On Thursday, the California Public Utilities Commission signed off on a plan requiring utilities to buy 11.5 gigawatts of zero-carbon electricity within 5 years. That’s between a third and a fifth of the electricity California needs at any given moment, and it's very important in more than the obvious environmental way.
“This is a landmark decision, I don’t think it is hyperbole to describe it as such,” said Commissioner Clifford Rechtschaffen. The directive calls for “an unprecedented amount of clean energy,” he said.
The decision is especially significant as it’s not primarily intended to boost clean energy, but to ensure that California doesn’t have blackouts.

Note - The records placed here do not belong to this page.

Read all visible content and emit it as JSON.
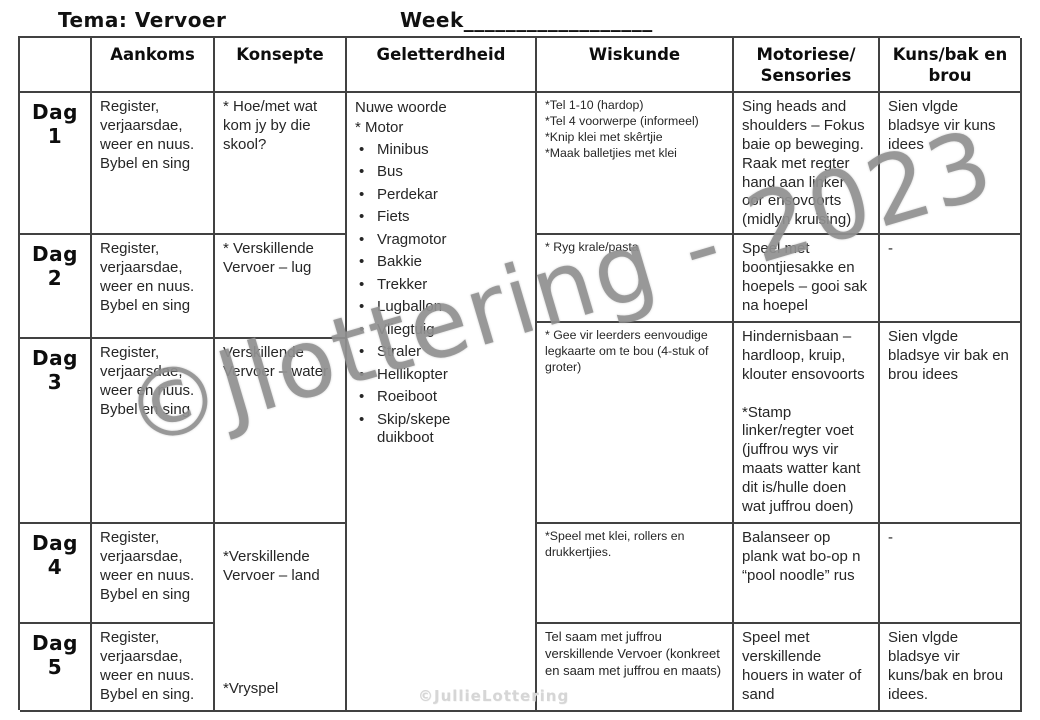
{
  "page": {
    "tema": "Tema: Vervoer",
    "week": "Week__________________",
    "watermark_diagonal": "©Jlottering - 2023",
    "watermark_bottom": "©JullieLottering"
  },
  "table": {
    "headers": {
      "day": "",
      "aankoms": "Aankoms",
      "konsepte": "Konsepte",
      "geletterdheid": "Geletterdheid",
      "wiskunde": "Wiskunde",
      "motoriese": "Motoriese/\nSensories",
      "kuns": "Kuns/bak en\nbrou"
    },
    "rows": {
      "dag1": {
        "label": "Dag 1",
        "aankoms": "Register, verjaarsdae, weer en nuus. Bybel en sing",
        "konsepte": "* Hoe/met wat kom jy by die skool?",
        "wiskunde": "*Tel 1-10 (hardop)\n*Tel 4 voorwerpe (informeel)\n*Knip klei met skêrtjie\n*Maak balletjies met klei",
        "motoriese": "Sing heads and shoulders – Fokus baie op beweging. Raak met regter hand aan linker oor ensovoorts (midlyn kruising)",
        "kuns": "Sien vlgde bladsye vir kuns idees"
      },
      "dag2": {
        "label": "Dag 2",
        "aankoms": "Register, verjaarsdae, weer en nuus. Bybel en sing",
        "konsepte": "* Verskillende Vervoer – lug",
        "wiskunde": "* Ryg krale/pasta",
        "motoriese": "Speel met boontjiesakke en hoepels – gooi sak na hoepel",
        "kuns": "-"
      },
      "dag3": {
        "label": "Dag 3",
        "aankoms": "Register, verjaarsdae, weer en nuus. Bybel en sing",
        "konsepte": "Verskillende Vervoer – water",
        "wiskunde": "* Gee vir leerders eenvoudige legkaarte om te bou (4-stuk of groter)",
        "motoriese": "Hindernisbaan – hardloop, kruip, klouter ensovoorts\n\n*Stamp linker/regter voet (juffrou wys vir maats watter kant dit is/hulle doen wat juffrou doen)",
        "kuns": "Sien vlgde bladsye vir bak en brou idees"
      },
      "dag4": {
        "label": "Dag 4",
        "aankoms": "Register, verjaarsdae, weer en nuus. Bybel en sing",
        "wiskunde": "*Speel met klei, rollers en drukkertjies.",
        "motoriese": "Balanseer op plank wat bo-op n “pool noodle” rus",
        "kuns": "-"
      },
      "dag5": {
        "label": "Dag 5",
        "aankoms": "Register, verjaarsdae, weer en nuus. Bybel en sing.",
        "wiskunde": "Tel saam met juffrou verskillende Vervoer (konkreet en saam met juffrou en maats)",
        "motoriese": "Speel met verskillende houers in water of sand",
        "kuns": "Sien vlgde bladsye vir kuns/bak en brou idees."
      }
    },
    "konsepte_dag45": {
      "line1": "*Verskillende Vervoer – land",
      "line2": "*Vryspel"
    },
    "geletterdheid": {
      "intro": "Nuwe woorde\n* Motor",
      "items": [
        "Minibus",
        "Bus",
        "Perdekar",
        "Fiets",
        "Vragmotor",
        "Bakkie",
        "Trekker",
        "Lugballon",
        "Vliegtuig",
        "Straler",
        "Hellikopter",
        "Roeiboot",
        "Skip/skepe\nduikboot"
      ]
    }
  }
}
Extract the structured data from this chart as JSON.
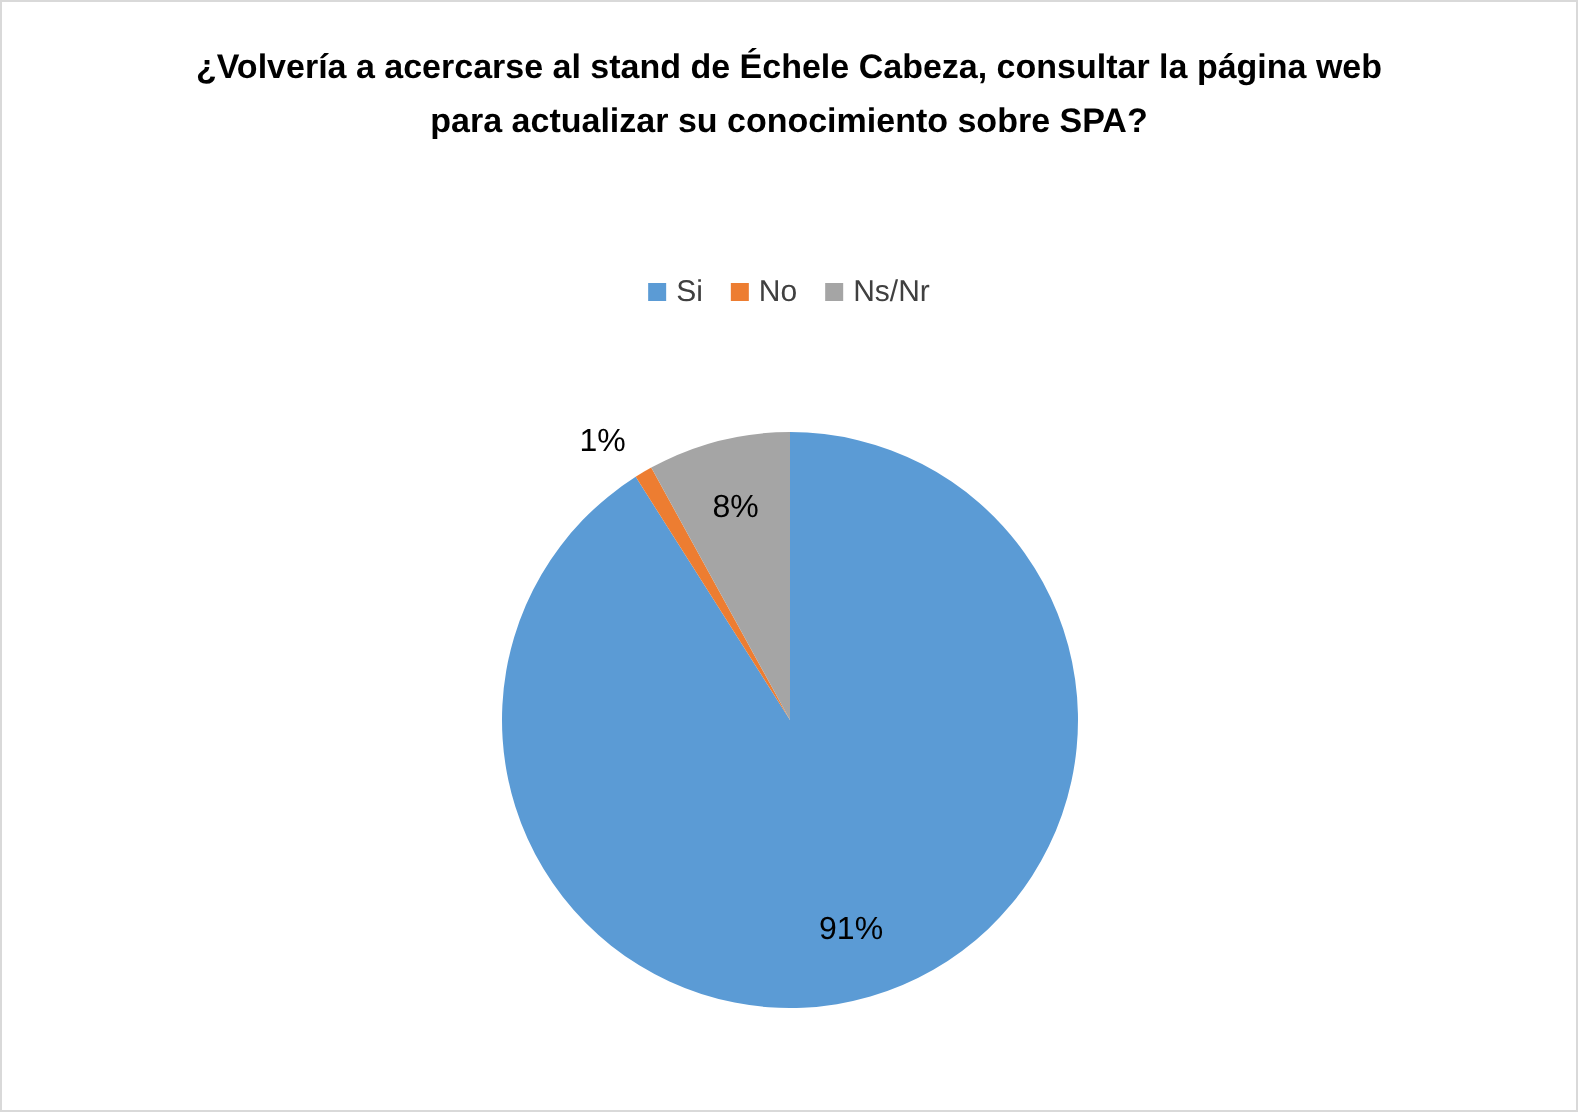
{
  "chart_data": {
    "type": "pie",
    "title": "¿Volvería a acercarse al stand de Échele Cabeza, consultar la página web para actualizar su conocimiento sobre SPA?",
    "categories": [
      "Si",
      "No",
      "Ns/Nr"
    ],
    "values": [
      91,
      1,
      8
    ],
    "colors": [
      "#5b9bd5",
      "#ed7d31",
      "#a5a5a5"
    ],
    "value_labels": [
      "91%",
      "1%",
      "8%"
    ],
    "legend": "top"
  }
}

In the past, many states have boosted renewable energy with subsidies, but when it came to the basic job of making the lights go on when you flip the switch, they fell back on fossil fuels. However, California’s Public Utilities Commission plan to boost its clean energy capacity by such a massive amount - with, for example, geothermal plants and solar panels backed up by batteries - that it reduces the risk of its grid going dark.
Renewable energy has finally got its moment to step into the spotlight, said John White, executive director of the Center for Energy Efficiency and Renewable Technologies.
“We are now thinking about renewables to meet our needs - not just to check the box,” he said.